“Mother, I don't see how you can stand it. It would break my heart to see Cicely's broken-hearted look, and hear her talk for half a day; and you have to hear her all the time.” And she wiped her eyes.
And I says, “Tongue can't tell, Tirzah Ann, how your ma's heart does ache for her. And,” says I, “if I knew myself, I had got to die and leave a boy in the world with such temptations round him, and such a chin on him, why, I don't know what I should do, and what I shouldn't do.”
And says Tirzah Ann, “That is jest the way I feel, mother;” and we both of us wiped our eyes.
But I held firm before her, and reminded her every time, of what she knew already,—“that there was One who was strong, who comforted her in her hour of need, and He would watch over the boy.”

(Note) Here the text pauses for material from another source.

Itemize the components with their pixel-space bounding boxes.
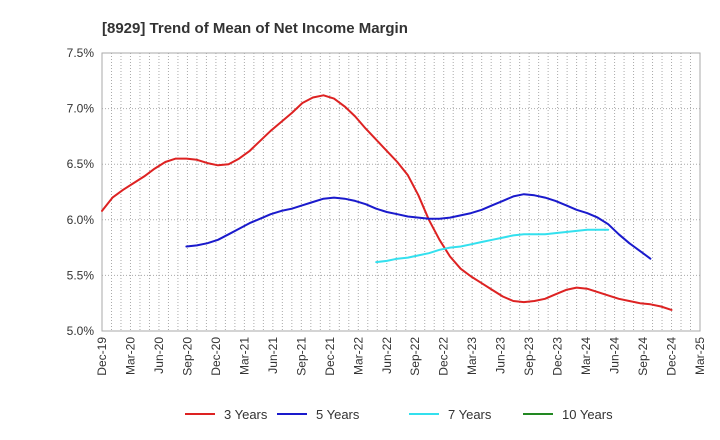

And sometimes she would be soothed for a little while, and sometimes she wouldn't.
Wall, this day, as I said, she had worried and worried and worried. And at last I had soothed her down, real soothed. And she asked me before I went down-stairs, for a poem, a favorite one of hers,—“The Celestial Country.” And I gin it to her. And she said I might shet the door, and she would read a spell, and she guessed she should drop to sleep.
And as I was goin' out of the room, she called me back to hear a verse or two she particularly liked, about the “endless, ageless peace of Syon:”—
“True vision of true beauty,
Sweet cure of all distrest.”
And I stood calm, and heard her with a smooth, placid face, though I knew my pies was a scorchin' in the oven, for I smelt 'em. I did well by Cicely.